Veteran Afghan Warlords Form New Front To Talk With Taliban
- By The Financial District

- Aug 30, 2021
- 1 min read
A band of veteran Afghan leaders, including two regional strongmen, are angling for talks with the Taliban and plan to meet within weeks to form a new front for holding negotiations on the country's next government, a member of a group told Devjyot Ghoshal of Reuters.

Photo Insert: Khalid Noor meets with Dr. Afzal Hadid, the elected chairman of the Balkh Provincial Council.
Khalid Noor, son of Atta Mohammad Noor, the once-powerful governor of northern Afghanistan's Balkh province, said the group comprised of veteran ethnic Uzbek leader Abdul Rashid Dostum and others opposed to the Taliban's takeover.

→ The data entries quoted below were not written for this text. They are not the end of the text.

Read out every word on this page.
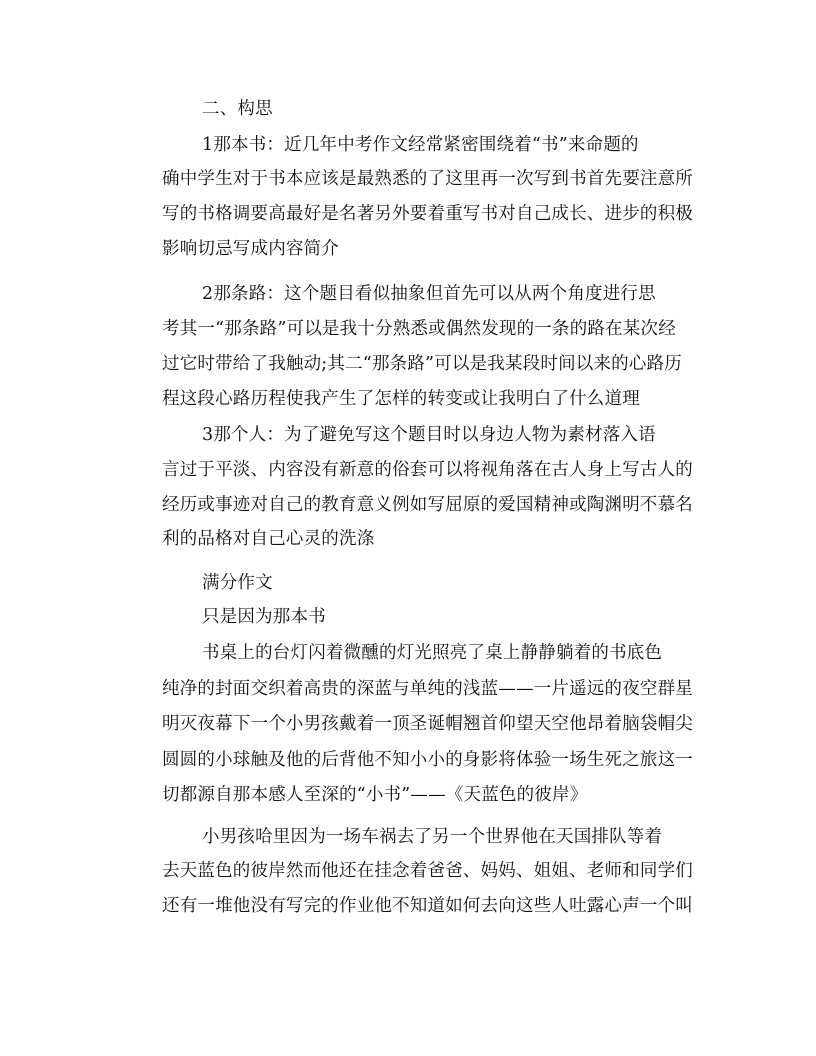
二、构思
1那本书：近几年中考作文经常紧密围绕着“书”来命题的
确中学生对于书本应该是最熟悉的了这里再一次写到书首先要注意所
写的书格调要高最好是名著另外要着重写书对自己成长、进步的积极
影响切忌写成内容简介
2那条路：这个题目看似抽象但首先可以从两个角度进行思
考其一“那条路”可以是我十分熟悉或偶然发现的一条的路在某次经
过它时带给了我触动;其二“那条路”可以是我某段时间以来的心路历
程这段心路历程使我产生了怎样的转变或让我明白了什么道理
3那个人：为了避免写这个题目时以身边人物为素材落入语
言过于平淡、内容没有新意的俗套可以将视角落在古人身上写古人的
经历或事迹对自己的教育意义例如写屈原的爱国精神或陶渊明不慕名
利的品格对自己心灵的洗涤
满分作文
只是因为那本书
书桌上的台灯闪着微醺的灯光照亮了桌上静静躺着的书底色
纯净的封面交织着高贵的深蓝与单纯的浅蓝——一片遥远的夜空群星
明灭夜幕下一个小男孩戴着一顶圣诞帽翘首仰望天空他昂着脑袋帽尖
圆圆的小球触及他的后背他不知小小的身影将体验一场生死之旅这一
切都源自那本感人至深的“小书”——《天蓝色的彼岸》
小男孩哈里因为一场车祸去了另一个世界他在天国排队等着
去天蓝色的彼岸然而他还在挂念着爸爸、妈妈、姐姐、老师和同学们
还有一堆他没有写完的作业他不知道如何去向这些人吐露心声一个叫
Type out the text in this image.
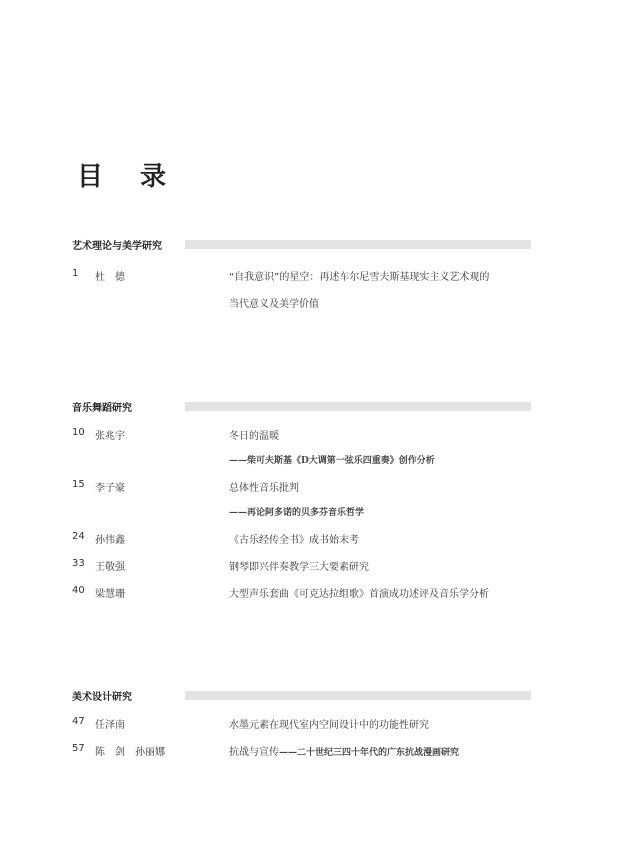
目 录
艺术理论与美学研究
1	杜　德	“自我意识”的星空：再述车尔尼雪夫斯基现实主义艺术观的
当代意义及美学价值
音乐舞蹈研究
10	张兆宇	冬日的温暖
——柴可夫斯基《D大调第一弦乐四重奏》创作分析
15	李子豪	总体性音乐批判
——再论阿多诺的贝多芬音乐哲学
24	孙伟鑫	《古乐经传全书》成书始末考
33	王敬强	钢琴即兴伴奏教学三大要素研究
40	梁慧珊	大型声乐套曲《可克达拉组歌》首演成功述评及音乐学分析
美术设计研究
47	任泽南	水墨元素在现代室内空间设计中的功能性研究
57	陈　剑　孙丽娜	抗战与宣传——二十世纪三四十年代的广东抗战漫画研究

"We prefer to negotiate collectively, because it is not that the problem of Afghanistan will be solved just by one of us," Noor, 27, told Reuters in an interview from an undisclosed location.
"So, it is important for the entire political community of the country to be involved, especially the traditional leaders, those with power, with public support."
Atta Noor and Dostum, veterans of four decades of conflict in Afghanistan, both fled the country when the northern city of Mazar-i Sharif fell to the Taliban, the hardline Islamist group, without a fight. The US-backed government and military folded elsewhere as the Taliban swept into Kabul on Aug. 15.
However, the backroom discussions are a sign of the country's traditional strongmen coming back to life after the Taliban's stunning military campaign. It will be a challenge for any entity to rule Afghanistan for long without consensus between the country's patchwork of ethnicities, most analysts say.